Durairaj Ashwin, Sabates Alberto, Nieves Jonathan, Moraes Brian, Baum Seth
Internal Medicine Resident, Florida Atlantic University (FAU), 11397 Water Oak Place, Davie, FL, 33330, USA.
Internal Medicine Resident, FAU, Boca Raton, FL, 33431, USA.
Curr Treat Options Cardiovasc Med. 2017 Aug;19(8):58. doi: 10.1007/s11936-017-0556-0.

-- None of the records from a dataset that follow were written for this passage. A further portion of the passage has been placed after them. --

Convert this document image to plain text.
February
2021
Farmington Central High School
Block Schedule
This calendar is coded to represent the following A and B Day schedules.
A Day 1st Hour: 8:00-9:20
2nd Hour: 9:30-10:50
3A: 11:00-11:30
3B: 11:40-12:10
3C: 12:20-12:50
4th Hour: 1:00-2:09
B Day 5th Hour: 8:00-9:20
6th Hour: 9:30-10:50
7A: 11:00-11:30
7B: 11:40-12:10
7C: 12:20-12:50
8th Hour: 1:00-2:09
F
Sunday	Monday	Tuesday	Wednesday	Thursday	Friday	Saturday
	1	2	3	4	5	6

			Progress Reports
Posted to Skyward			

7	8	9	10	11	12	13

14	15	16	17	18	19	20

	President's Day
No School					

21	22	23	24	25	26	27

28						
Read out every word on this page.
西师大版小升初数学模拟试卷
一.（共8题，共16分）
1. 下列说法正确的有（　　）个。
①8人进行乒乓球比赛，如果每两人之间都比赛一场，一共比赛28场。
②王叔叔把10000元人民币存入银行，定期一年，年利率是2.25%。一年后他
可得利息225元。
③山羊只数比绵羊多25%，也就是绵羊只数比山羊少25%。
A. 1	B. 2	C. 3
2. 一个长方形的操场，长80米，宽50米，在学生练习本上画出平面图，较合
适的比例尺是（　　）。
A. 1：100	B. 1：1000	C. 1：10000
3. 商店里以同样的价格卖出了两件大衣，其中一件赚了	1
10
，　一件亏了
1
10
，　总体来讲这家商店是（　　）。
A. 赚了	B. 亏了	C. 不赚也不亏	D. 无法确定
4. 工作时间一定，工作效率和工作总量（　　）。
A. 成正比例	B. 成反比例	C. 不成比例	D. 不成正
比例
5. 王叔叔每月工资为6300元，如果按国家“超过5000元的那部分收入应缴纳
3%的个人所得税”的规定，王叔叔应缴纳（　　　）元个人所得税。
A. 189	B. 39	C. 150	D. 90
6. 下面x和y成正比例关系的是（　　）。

Atherosclerotic cardiovascular disease (ASCVD) remains the number one killer in the western world. Low-density lipoprotein cholesterol (LDL-C) reduction with statins and ezetimibe has been shown to reduce the risk of cardiovascular events. Now, proprotein convertase subtilisin/kexin type 9 (PCSK9) monoclonal antibodies (mabs) are available for high-risk individuals with ASCVD or familial hypercholesterolemia on maximally tolerated statin therapy but requiring greater LDL-C reduction. PCSK9 mab outcome trial results from the Further Cardiovascular Outcomes Research with PCSK9 Inhibitions in Subjects with Elevated Risk (FOURIER) study, which was presented at the American College of Cardiology in March 2017, which demonstrated a decrease of 15% in primary and 20% secondary end points over a 2-year period [1••]. These results firmly demonstrated additional benefit beyond maximally tolerated statin therapy in high-risk individuals. Thus, management of LDL-C will soon become more complex, as a new class of medication is added to our standard armamentarium. This review explores the discovery of PCSK9, its biology and physiology, and the development of the PCSK9 mabs.
动脉粥样硬化性心血管疾病(ASCVD)仍是西方世界的头号杀手。他汀类药物和依折麦布降低低密度脂蛋白胆固醇(LDL-C)已被证明可降低心血管事件风险。现在,对于接受最大耐受剂量他汀类药物治疗但仍需要更大程度降低LDL-C的ASCVD高危个体或家族性高胆固醇血症患者,前蛋白转化酶枯草溶菌素/kexin 9型(PCSK9)单克隆抗体(mabs)可供使用。2017年3月在美国心脏病学会上公布的“PCSK9抑制剂在高危受试者中的进一步心血管结局研究(FOURIER)”的PCSK9 mab结局试验结果显示,在2年期间主要终点降低了15%,次要终点降低了20%[1••]。这些结果有力地证明了在高危个体中,除最大耐受剂量他汀类药物治疗外还有额外益处。因此,随着一类新药物加入我们的标准治疗手段,LDL-C的管理将很快变得更加复杂。本综述探讨了PCSK9的发现、其生物学和生理学以及PCSK9 mab的研发情况。